Paul "Cigar" McKinney (January 6, 1925, in Princeton, West Virginia - July 6, 2013) was an American poker player who won a World Series of Poker bracelet at the age of 80.

== Poker career ==
McKinney, who won the 2005 World Series of Poker $1,000 Seniors No Limit Hold'em event (an event that is open to players who are at least aged 50), became the second-oldest person to win a WSOP event (80; Johnny Moss won the 1988 World Series of Poker $1,500 Ace to Five Draw event on his 81st birthday), on his bio sheet for the World Series of Poker he listed his hobbies as "moonshine, cigars and young women.". McKinney finished 9th in the 1998 World Series of Poker Main Event.
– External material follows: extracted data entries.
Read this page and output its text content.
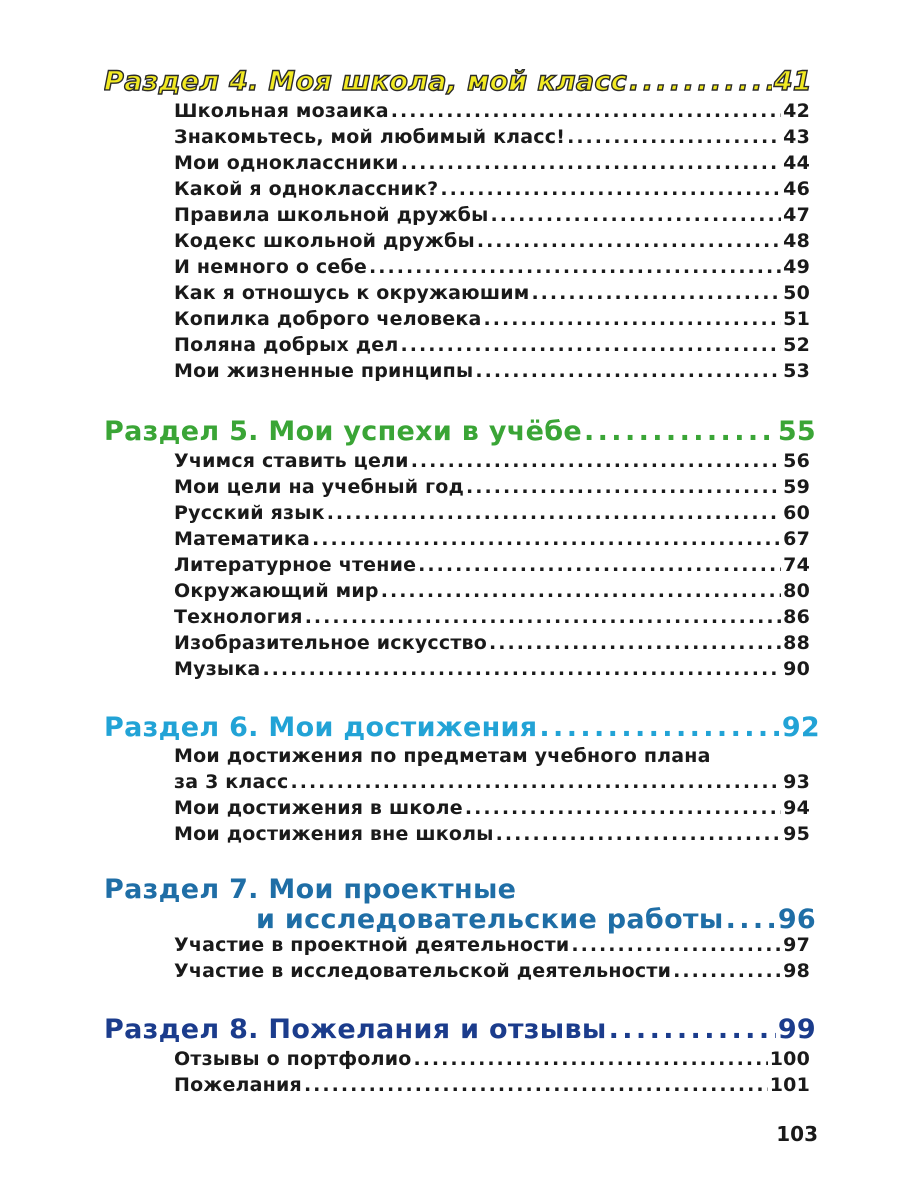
Раздел 4. Моя школа, мой класс . . .	41
Школьная мозаика . . .	42
Знакомьтесь, мой любимый класс! . . .	43
Мои одноклассники . . .	44
Какой я одноклассник? . . .	46
Правила школьной дружбы . . .	47
Кодекс школьной дружбы . . .	48
И немного о себе . . .	49
Как я отношусь к окружаюшим . . .	50
Копилка доброго человека . . .	51
Поляна добрых дел . . .	52
Мои жизненные принципы . . .	53
Раздел 5. Мои успехи в учёбе . . .	55
Учимся ставить цели . . .	56
Мои цели на учебный год . . .	59
Русский язык . . .	60
Математика . . .	67
Литературное чтение . . .	74
Окружающий мир . . .	80
Технология . . .	86
Изобразительное искусство . . .	88
Музыка . . .	90
Раздел 6. Мои достижения . . .	92
Мои достижения по предметам учебного плана
за 3 класс . . .	93
Мои достижения в школе . . .	94
Мои достижения вне школы . . .	95
Раздел 7. Мои проектные
и исследовательские работы . . . 96
Участие в проектной деятельности . . .	97
Участие в исследовательской деятельности . . .	98
Раздел 8. Пожелания и отзывы . . .	99
Отзывы о портфолио . . .	100
Пожелания . . .	101
103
He has twice also made the final table of the United States Poker Championship, held at the Taj Mahal in Atlantic City, N.J., in 1996 and 1998.

His lifetime tournament winnings exceeded $530,000. His 9 cashes at the WSOP account for $363,030 of those winnings.

=== World Series of Poker Bracelet ===

| Year | Tournament | Prize (US$) |
|---|---|---|
| 2005 | $1,000 Seniors No Limit Hold'em | $202,725 |

== Gambling raid ==
McKinney along with 18 other players were arrested on November 2, 2007, in the Colonial Heights community in Kingsport, Tennessee in the raid the police seize $19,900 in cash.

==Personal life==
McKinney was the grandfather of Josh McKinney, a long-term member of the United States men's national cerebral palsy soccer team.